From 6-8 a.m., breakfast on the farm guests can watch the goats being milked as a new group enters the double-12 parlor every 15 minutes. The Franseens spread out their kidding season from September to June, and after welcoming nearly 70 baby goats in the month leading up to the breakfast, the farm’s little ones are sure to be another highlight of the morning.
“There are a lot of four-legged kids around here for two-legged kids to play with,” Jeremy said.
Featuring music by local musicians, the event will also include a petting zoo,  children’s activities, horse-drawn wagon rides, an antique tractor and implement display, exhibitor booths, a raffle and more. In addition to pancakes, breakfast will also feature sausage, applesauce, ice cream, milk and coffee.
“Boone County has always done the wagon rides,” Jeremy said. “Everyone enjoys it. They provide transportation from the parking lot or people can just ride for fun.”
This year’s breakfast coincides with the Franseen family’s 25th anniversary of milking goats. Developing an exceptional herd was the goal from the beginning, and the Franseens feel they have accomplished what they set out to do. Goats at the dairy average 9.6 pounds of milk per goat per day, or 3,025 pounds per year. Milk is shipped to Saputo in Belmont.  
“We milk year-round and get the winter milk price, which is higher,” Jeremy said. “We try to ship as much winter milk as we can.”
With a somatic cell count of 282,000, the Alpine herd has earned the highest level in milk quality awards for the past five years. The Franseens also care about type, and in 2018 had the national champion goat – a 5-year-old that was also reserve national champion in 2017.
“Our somatic cell may sound high to someone who milks cows, but that’s a really good number for goats,” Jeremy said. “We do the best we can in all areas of the farm and always strive to be better.

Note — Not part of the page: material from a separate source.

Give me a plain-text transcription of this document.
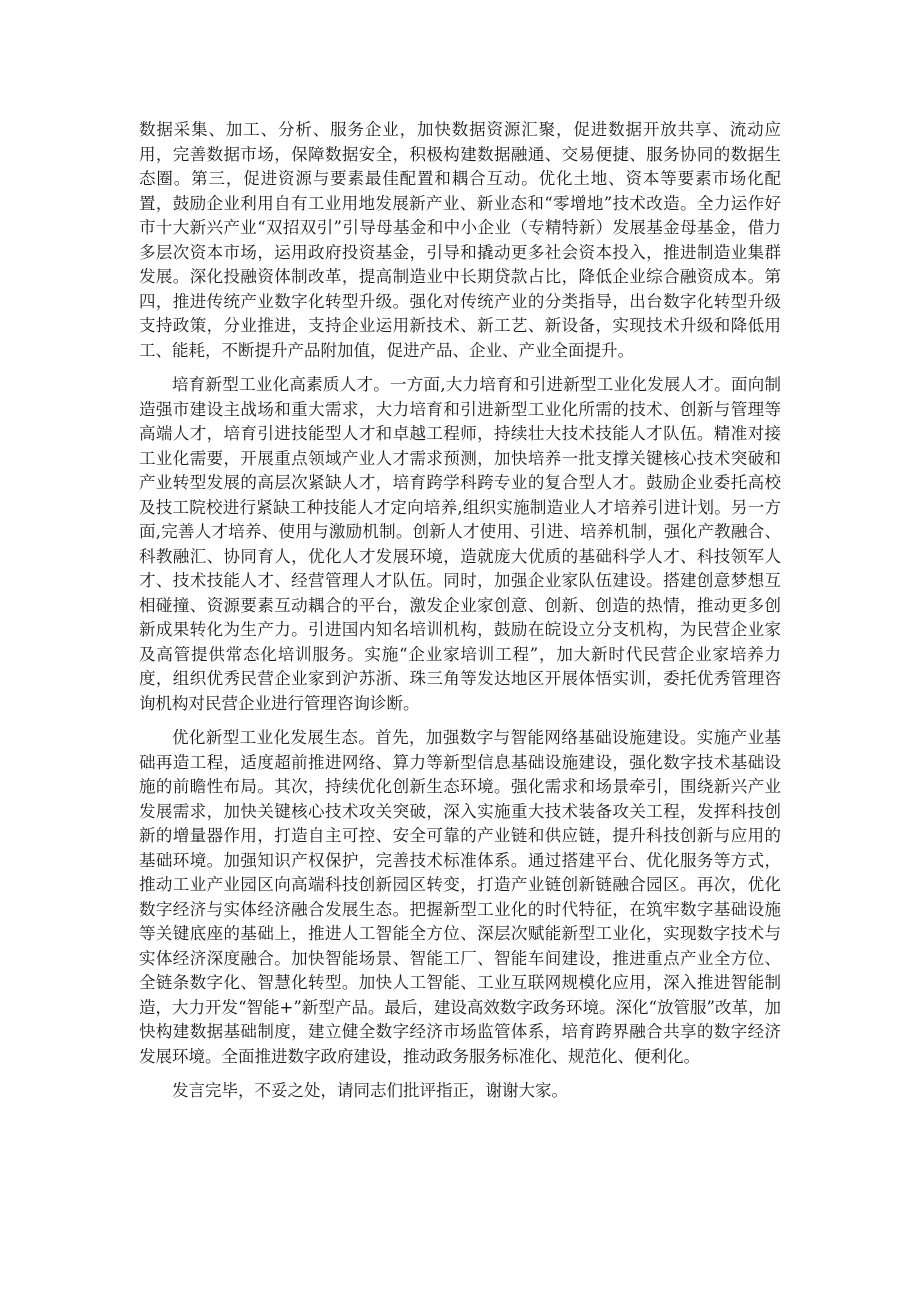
数据采集、加工、分析、服务企业，加快数据资源汇聚，促进数据开放共享、流动应用，完善数据市场，保障数据安全，积极构建数据融通、交易便捷、服务协同的数据生态圈。第三，促进资源与要素最佳配置和耦合互动。优化土地、资本等要素市场化配置，鼓励企业利用自有工业用地发展新产业、新业态和“零增地”技术改造。全力运作好市十大新兴产业“双招双引”引导母基金和中小企业（专精特新）发展基金母基金，借力多层次资本市场，运用政府投资基金，引导和撬动更多社会资本投入，推进制造业集群发展。深化投融资体制改革，提高制造业中长期贷款占比，降低企业综合融资成本。第四，推进传统产业数字化转型升级。强化对传统产业的分类指导，出台数字化转型升级支持政策，分业推进，支持企业运用新技术、新工艺、新设备，实现技术升级和降低用工、能耗，不断提升产品附加值，促进产品、企业、产业全面提升。

培育新型工业化高素质人才。一方面,大力培育和引进新型工业化发展人才。面向制造强市建设主战场和重大需求，大力培育和引进新型工业化所需的技术、创新与管理等高端人才，培育引进技能型人才和卓越工程师，持续壮大技术技能人才队伍。精准对接工业化需要，开展重点领域产业人才需求预测，加快培养一批支撑关键核心技术突破和产业转型发展的高层次紧缺人才，培育跨学科跨专业的复合型人才。鼓励企业委托高校及技工院校进行紧缺工种技能人才定向培养,组织实施制造业人才培养引进计划。另一方面,完善人才培养、使用与激励机制。创新人才使用、引进、培养机制，强化产教融合、科教融汇、协同育人，优化人才发展环境，造就庞大优质的基础科学人才、科技领军人才、技术技能人才、经营管理人才队伍。同时，加强企业家队伍建设。搭建创意梦想互相碰撞、资源要素互动耦合的平台，激发企业家创意、创新、创造的热情，推动更多创新成果转化为生产力。引进国内知名培训机构，鼓励在皖设立分支机构，为民营企业家及高管提供常态化培训服务。实施“企业家培训工程”，加大新时代民营企业家培养力度，组织优秀民营企业家到沪苏浙、珠三角等发达地区开展体悟实训，委托优秀管理咨询机构对民营企业进行管理咨询诊断。

优化新型工业化发展生态。首先，加强数字与智能网络基础设施建设。实施产业基础再造工程，适度超前推进网络、算力等新型信息基础设施建设，强化数字技术基础设施的前瞻性布局。其次，持续优化创新生态环境。强化需求和场景牵引，围绕新兴产业发展需求，加快关键核心技术攻关突破，深入实施重大技术装备攻关工程，发挥科技创新的增量器作用，打造自主可控、安全可靠的产业链和供应链，提升科技创新与应用的基础环境。加强知识产权保护，完善技术标准体系。通过搭建平台、优化服务等方式，推动工业产业园区向高端科技创新园区转变，打造产业链创新链融合园区。再次，优化数字经济与实体经济融合发展生态。把握新型工业化的时代特征，在筑牢数字基础设施等关键底座的基础上，推进人工智能全方位、深层次赋能新型工业化，实现数字技术与实体经济深度融合。加快智能场景、智能工厂、智能车间建设，推进重点产业全方位、全链条数字化、智慧化转型。加快人工智能、工业互联网规模化应用，深入推进智能制造，大力开发“智能+”新型产品。最后，建设高效数字政务环境。深化“放管服”改革，加快构建数据基础制度，建立健全数字经济市场监管体系，培育跨界融合共享的数字经济发展环境。全面推进数字政府建设，推动政务服务标准化、规范化、便利化。

发言完毕，不妥之处，请同志们批评指正，谢谢大家。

We like to break averages and break records.”
Money raised at the breakfast will go to the Winnebago-Boone Farm Bureau Foundation to provide agricultural scholarships to high school students and the Winnebago-Boone Ag in the Classroom program.
“There are very few dairy farms in Boone County, and we have a community responsibility to do our part,” Jeremy said. “This event is for a good cause.”